Tornando alla terminologia, il Monte Granier citato nel “Supplementum Chronicarum” esiste davvero, ma piuttosto lontano, si parla di circa 150 km in linea d’aria, dal Saluzzese. Lo si individua fra l’Isère e la Savoia, in Francia. Tra il 24 e il 25 novembre 1248 (questa è la seconda discordanza, perché le cronache sopra riportate dicono dell’anno 1239, una differenza di nove anni) una massa di roccia calcarea concomitante a una parete di calcio carbonato scivolò a valle formando una enorme frana che distrusse numerosi villaggi e causò più di mille vittime, sebbene il numero sia ancora oggetto di discussione. L’evento provocò il formarsi di un’insellatura 700 metri a nord sul fronte della montagna. Una parete intera del Monte Granier nel massiccio della Chartreuse crollò precipitando a valle 500 milioni di metri cubi di fango e rocce. Fu un evento così roboante e grave da provocare un terremoto a Saluzzo a 150 chilometri di distanza? Oppure ci troviamo di fronte al verificarsi di una sovrapposizione di informazioni, con alcune corrispondenze e alcuni sfaldamenti?

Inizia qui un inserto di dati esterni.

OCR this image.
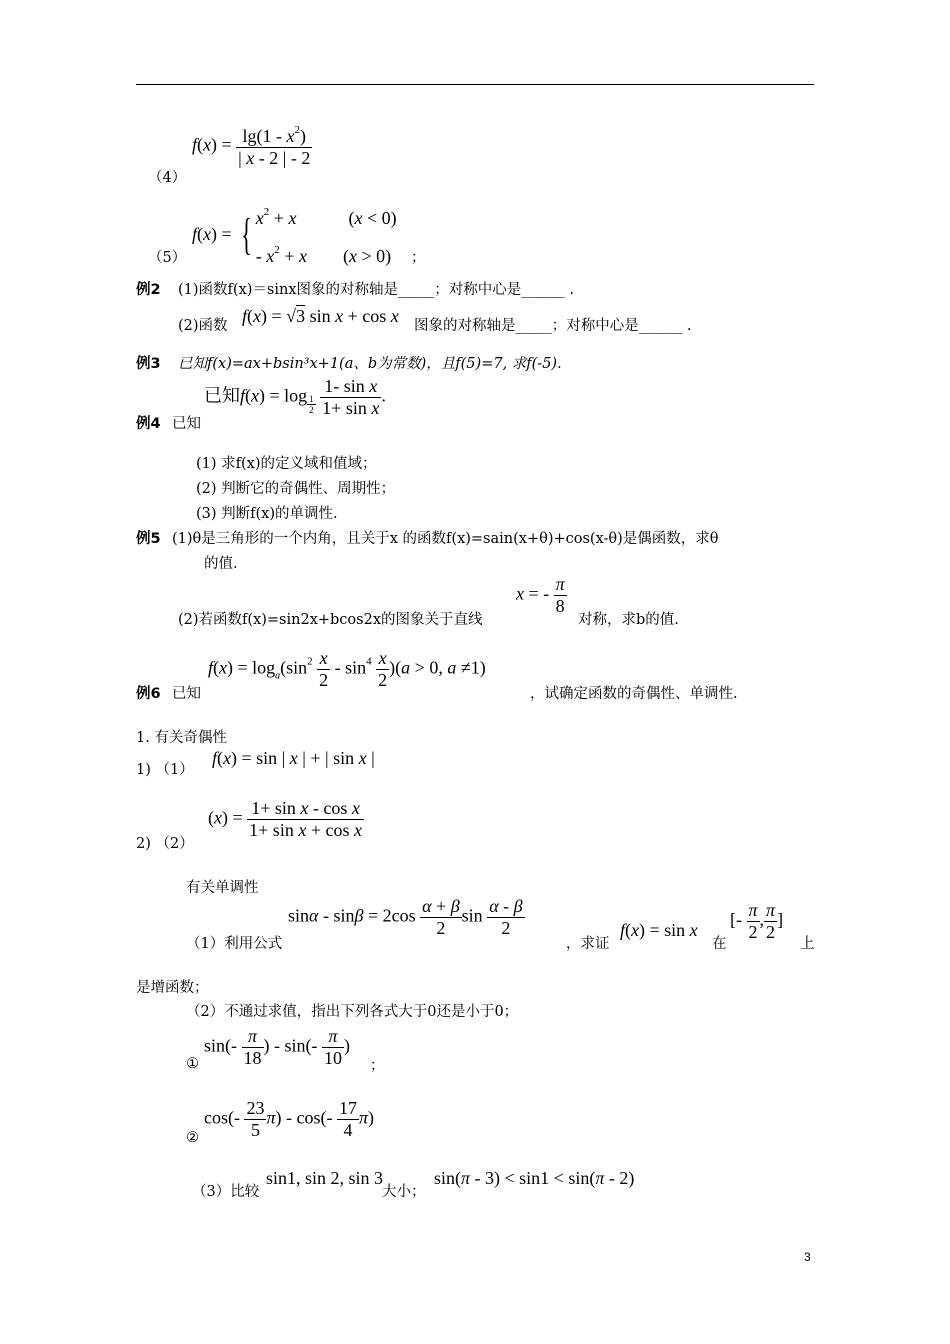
$f(x) = \frac{\lg(1 - x^2)}{| x - 2 | - 2}$
（4）
f(x) = { $x^2 + x$	(x < 0)
- $x^2 + x$ (x > 0)
（5）	；
例2 (1)函数f(x)＝sinx图象的对称轴是_____；对称中心是______ .
(2)函数 f(x) = √3 sin x + cos x 图象的对称轴是_____；对称中心是______ .
例3 已知f(x)=ax+bsin³x+1(a、b为常数)，且f(5)=7, 求f(-5).
已知f(x) = log $_{\frac{1}{2}}$
$\frac{\text{1- sin x}}{\text{1+ sin x}}$ .
例4 已知
(1) 求f(x)的定义域和值域；
(2) 判断它的奇偶性、周期性；
(3) 判断f(x)的单调性.
例5 (1)θ是三角形的一个内角，且关于x 的函数f(x)=sain(x+θ)+cos(x-θ)是偶函数，求θ
的值.
(2)若函数f(x)=sin2x+bcos2x的图象关于直线
x = - $\frac{\pi}{8}$
对称，求b的值.
$f(x) = \log_a(\sin^2 \frac{x}{2} - \sin^4 \frac{x}{2} )(a > 0$, a ≠1)
例6 已知	，试确定函数的奇偶性、单调性.
1. 有关奇偶性
1) （1）
f(x) = sin | x | + | sin x |
$(x) = \frac{\text{1+ sin x - cos x}}{\text{1+ sin x + cos x}}$
2) （2）
有关单调性
$\sin\alpha - \sin\beta = 2\cos \frac{\alpha + \beta}{2}$ $\sin \frac{\alpha - \beta}{2}$
（1）利用公式	，求证
f(x) = sin x
在
[- $\frac{\pi}{2}$ , $\frac{\pi}{2}$ ]
上
是增函数；
（2）不通过求值，指出下列各式大于0还是小于0；
$\sin(- \frac{\pi}{18}$ ) - $\sin(- \frac{\pi}{10}$ )
①	；
$\cos(- \frac{23}{5} \pi) - \cos(- \frac{17}{4} \pi)$
②
（3）比较
sin1, sin 2, sin 3
大小；
sin(π - 3) < sin1 < sin(π - 2)
3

Altra frana si verificò il 9 gennaio 2016 con 170.000 m3 di roccia precipitati a valle, poiché il Granier è una montagna calcarea, alta 1933 metri, con caratteristiche carsiche e contenente nel suo interno una rete di grotte e di gallerie scavate dall’acqua per una lunghezza stimata di 66 chilometri. Questo crollo è peraltro un avviso indirizzato alle ferrovie francesi che sotto quella montagna vorrebbero far passare la nuova linea ferroviaria Lione-Torino scavando la galleria della Chartreuse di 25 chilometri.